Using psychophysiological techniques to measure user experience with entertainment technologies by Mandryk R, Inkpen K, Calvert T, Behaviour and Information Technology, Vol. 25, No. 2. (April 2006), pp. 141-158. This seems to be the new trend in 'user experience' analysis: using psychophysiological techniques to attest/validate specific applications/environments. Here is roughly, the point of the paper:

Current subjective methods of evaluating entertainment technology aren’t sufficiently robust. This paper describes two experiments designed to test the efficacy of physiological measures as evaluators of user experience with entertainment technologies. We found evidence that there is a different physiological response in the body when playing against a computer versus playing against a friend. These physiological results are mirrored in the subjective reports provided by the participants.

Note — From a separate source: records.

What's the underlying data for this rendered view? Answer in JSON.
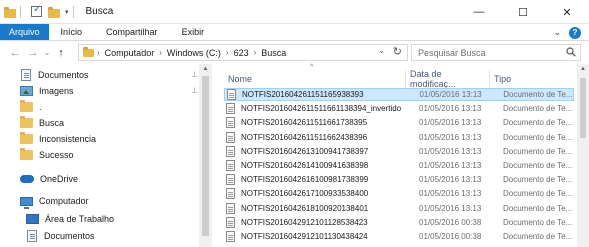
{
  "window": {
    "title": "Busca",
    "quick_access_dropdown": "▾",
    "controls": {
      "minimize": "—",
      "maximize": "☐",
      "close": "✕"
    }
  },
  "ribbon": {
    "tabs": [
      {
        "label": "Arquivo"
      },
      {
        "label": "Início"
      },
      {
        "label": "Compartilhar"
      },
      {
        "label": "Exibir"
      }
    ],
    "expand_glyph": "⌄",
    "help_glyph": "?"
  },
  "address": {
    "back_glyph": "←",
    "forward_glyph": "→",
    "recent_glyph": "⌄",
    "up_glyph": "↑",
    "breadcrumbs": [
      "Computador",
      "Windows (C:)",
      "623",
      "Busca"
    ],
    "separator": "›",
    "dropdown_glyph": "⌄",
    "refresh_glyph": "↻"
  },
  "search": {
    "placeholder": "Pesquisar Busca"
  },
  "nav_pane": {
    "items": [
      {
        "label": "Documentos",
        "icon": "documents-icon",
        "pinned": true
      },
      {
        "label": "Imagens",
        "icon": "pictures-icon",
        "pinned": true
      },
      {
        "label": ".",
        "icon": "folder-icon",
        "pinned": false
      },
      {
        "label": "Busca",
        "icon": "folder-icon",
        "pinned": false
      },
      {
        "label": "Inconsistencia",
        "icon": "folder-icon",
        "pinned": false
      },
      {
        "label": "Sucesso",
        "icon": "folder-icon",
        "pinned": false
      },
      {
        "label": "OneDrive",
        "icon": "onedrive-icon",
        "pinned": false
      },
      {
        "label": "Computador",
        "icon": "computer-icon",
        "pinned": false
      },
      {
        "label": "Área de Trabalho",
        "icon": "desktop-icon",
        "pinned": false
      },
      {
        "label": "Documentos",
        "icon": "documents-icon",
        "pinned": false
      }
    ],
    "pin_glyph": "⊥"
  },
  "file_list": {
    "columns": {
      "name": "Nome",
      "date": "Data de modificaç...",
      "type": "Tipo"
    },
    "sort_glyph": "^",
    "files": [
      {
        "name": "NOTFIS20160426115116593839​3",
        "date": "01/05/2016 13:13",
        "type": "Documento de Te...",
        "selected": true
      },
      {
        "name": "NOTFIS20160426115116611383​94_invertido",
        "date": "01/05/2016 13:13",
        "type": "Documento de Te...",
        "selected": false
      },
      {
        "name": "NOTFIS20160426115116617383​95",
        "date": "01/05/2016 13:13",
        "type": "Documento de Te...",
        "selected": false
      },
      {
        "name": "NOTFIS20160426115116624383​96",
        "date": "01/05/2016 13:13",
        "type": "Documento de Te...",
        "selected": false
      },
      {
        "name": "NOTFIS20160426131009417383​97",
        "date": "01/05/2016 13:13",
        "type": "Documento de Te...",
        "selected": false
      },
      {
        "name": "NOTFIS20160426141009416383​98",
        "date": "01/05/2016 13:13",
        "type": "Documento de Te...",
        "selected": false
      },
      {
        "name": "NOTFIS20160426161009817383​99",
        "date": "01/05/2016 13:13",
        "type": "Documento de Te...",
        "selected": false
      },
      {
        "name": "NOTFIS20160426171009335384​00",
        "date": "01/05/2016 13:13",
        "type": "Documento de Te...",
        "selected": false
      },
      {
        "name": "NOTFIS20160426181009201384​01",
        "date": "01/05/2016 13:13",
        "type": "Documento de Te...",
        "selected": false
      },
      {
        "name": "NOTFIS20160429121011285384​23",
        "date": "01/05/2016 00:38",
        "type": "Documento de Te...",
        "selected": false
      },
      {
        "name": "NOTFIS20160429121011304384​24",
        "date": "01/05/2016 00:38",
        "type": "Documento de Te...",
        "selected": false
      }
    ]
  },
  "colors": {
    "accent": "#1979ca",
    "selection_bg": "#cce8ff",
    "selection_border": "#99d1ff",
    "folder": "#f0c35a"
  }
}
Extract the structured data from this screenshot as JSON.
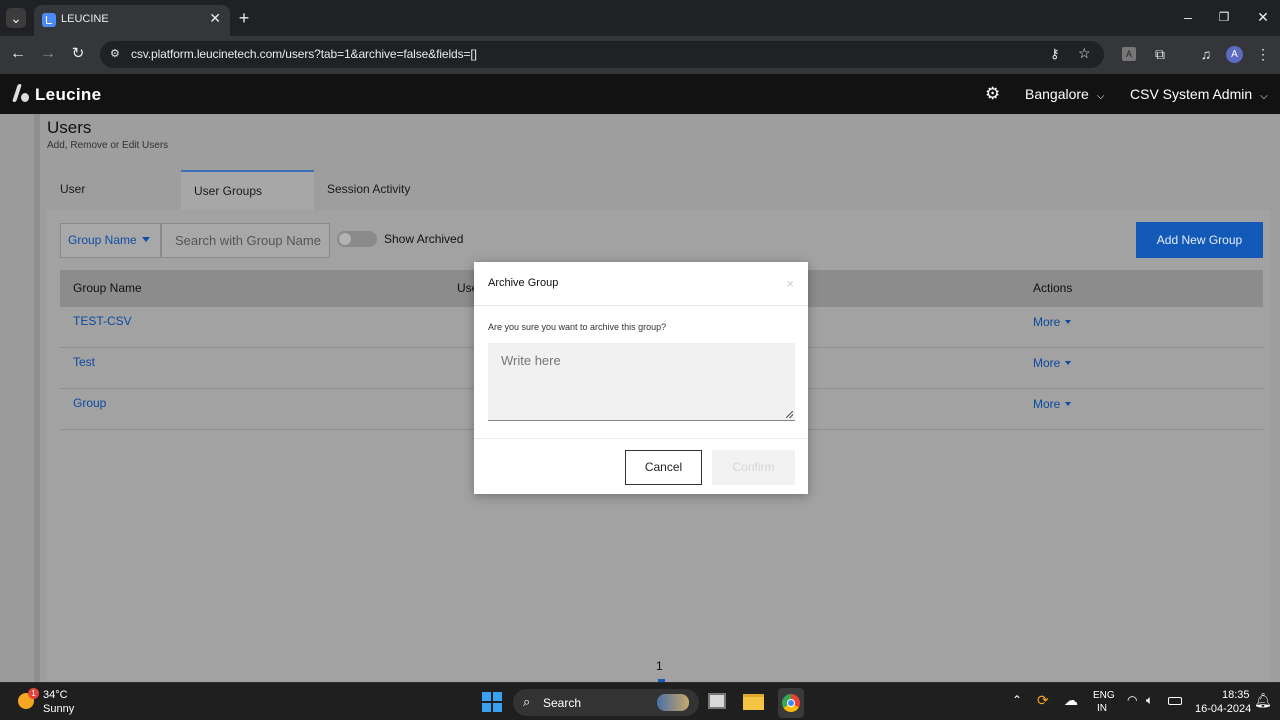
{
  "browser": {
    "tab_title": "LEUCINE",
    "url": "csv.platform.leucinetech.com/users?tab=1&archive=false&fields=[]",
    "profile_initial": "A"
  },
  "header": {
    "logo": "Leucine",
    "location": "Bangalore",
    "user": "CSV System Admin"
  },
  "page": {
    "title": "Users",
    "subtitle": "Add, Remove or Edit Users",
    "tabs": [
      {
        "label": "User"
      },
      {
        "label": "User Groups"
      },
      {
        "label": "Session Activity"
      }
    ]
  },
  "filters": {
    "field_select": "Group Name",
    "search_placeholder": "Search with Group Name",
    "show_archived_label": "Show Archived",
    "show_archived": false,
    "add_button": "Add New Group"
  },
  "table": {
    "columns": [
      "Group Name",
      "Use",
      "Actions"
    ],
    "rows": [
      {
        "name": "TEST-CSV",
        "action": "More"
      },
      {
        "name": "Test",
        "action": "More"
      },
      {
        "name": "Group",
        "action": "More"
      }
    ]
  },
  "pagination": {
    "current_page": "1"
  },
  "modal": {
    "title": "Archive Group",
    "close": "×",
    "question": "Are you sure you want to archive this group?",
    "textarea_placeholder": "Write here",
    "cancel_label": "Cancel",
    "confirm_label": "Confirm"
  },
  "taskbar": {
    "weather_temp": "34°C",
    "weather_desc": "Sunny",
    "weather_badge": "1",
    "search_label": "Search",
    "lang_line1": "ENG",
    "lang_line2": "IN",
    "time": "18:35",
    "date": "16-04-2024"
  },
  "colors": {
    "primary": "#1259b8",
    "link": "#0b4aa0",
    "header_bg": "#121212",
    "overlay_bg": "#9e9e9e"
  }
}
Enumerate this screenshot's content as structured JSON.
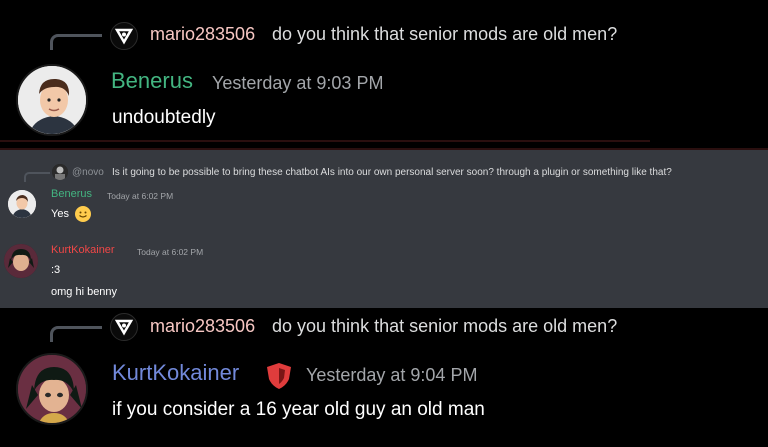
{
  "top_message": {
    "reply_user": "mario283506",
    "reply_text": "do you think that senior mods are old men?",
    "author": "Benerus",
    "author_color": "#43b581",
    "timestamp": "Yesterday at 9:03 PM",
    "content": "undoubtedly"
  },
  "embedded_screenshot": {
    "reply_user": "@novo",
    "reply_text": "Is it going to be possible to bring these chatbot AIs into our own personal server soon? through a plugin or something like that?",
    "messages": [
      {
        "author": "Benerus",
        "author_color": "#43b581",
        "timestamp": "Today at 6:02 PM",
        "content": "Yes"
      },
      {
        "author": "KurtKokainer",
        "author_color": "#f04747",
        "timestamp": "Today at 6:02 PM",
        "content": ":3",
        "content2": "omg hi benny"
      }
    ]
  },
  "bottom_message": {
    "reply_user": "mario283506",
    "reply_text": "do you think that senior mods are old men?",
    "author": "KurtKokainer",
    "author_color": "#7289da",
    "timestamp": "Yesterday at 9:04 PM",
    "content": "if you consider a 16 year old guy an old man"
  }
}
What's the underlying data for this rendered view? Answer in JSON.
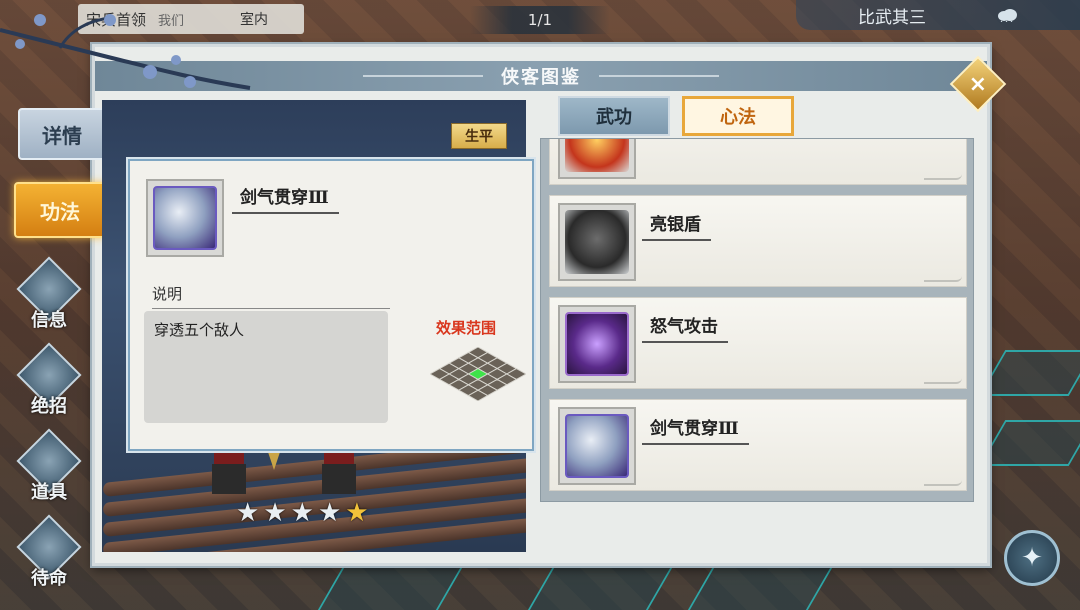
{
  "hud": {
    "name_primary": "宋兵首领",
    "name_secondary": "我们",
    "location": "室内",
    "page_indicator": "1/1",
    "event_title": "比武其三"
  },
  "side_menu": {
    "details": "详情",
    "skills": "功法",
    "items": [
      {
        "label": "信息",
        "icon": "info-diamond-icon"
      },
      {
        "label": "绝招",
        "icon": "ultimate-diamond-icon"
      },
      {
        "label": "道具",
        "icon": "item-diamond-icon"
      },
      {
        "label": "待命",
        "icon": "standby-diamond-icon"
      }
    ]
  },
  "panel": {
    "title": "侠客图鉴",
    "biography_badge": "生平",
    "stars": {
      "silver": 4,
      "gold": 1,
      "total": 5
    }
  },
  "detail": {
    "skill_name": "剑气贯穿Ⅲ",
    "skill_icon": "white-tiger-icon",
    "description_label": "说明",
    "description": "穿透五个敌人",
    "range_label": "效果范围",
    "range_grid": {
      "rows": 5,
      "cols": 5,
      "highlight_cell": [
        2,
        2
      ],
      "highlight_color": "#3ee34a"
    }
  },
  "tabs": {
    "martial": "武功",
    "mind": "心法"
  },
  "skill_list": [
    {
      "name": "",
      "icon": "flame-staff-icon"
    },
    {
      "name": "亮银盾",
      "icon": "silver-shield-icon"
    },
    {
      "name": "怒气攻击",
      "icon": "rage-attack-icon"
    },
    {
      "name": "剑气贯穿Ⅲ",
      "icon": "white-tiger-icon"
    }
  ],
  "colors": {
    "accent_gold": "#e8a73a",
    "panel_blue": "#6f8798",
    "range_red": "#d9371e"
  }
}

The authors base their claim on the fact that current methods are either costly (coding gesture, body language... then there are some inter-rater reliability) or too subjective ( user preference) and then advocates for taking psychophysiological techniques into account: Galvanic skin response, Cardiovascular measures, Respiratory measures, Electromyography, Emotions identifications.

Some of the results:

The methodological problems that we initially experienced in collecting and analyzing physiological data revealed a number of caveats for conducting this type of research. For example, great care must be taken to avoid stimuli that affect emotional responses, other than the stimuli being investigated. Although we took many precautions in Experiment One, such as the caffeine intake, sex, and age of the participants, there were still effects that we did not predict, such as the responses generated.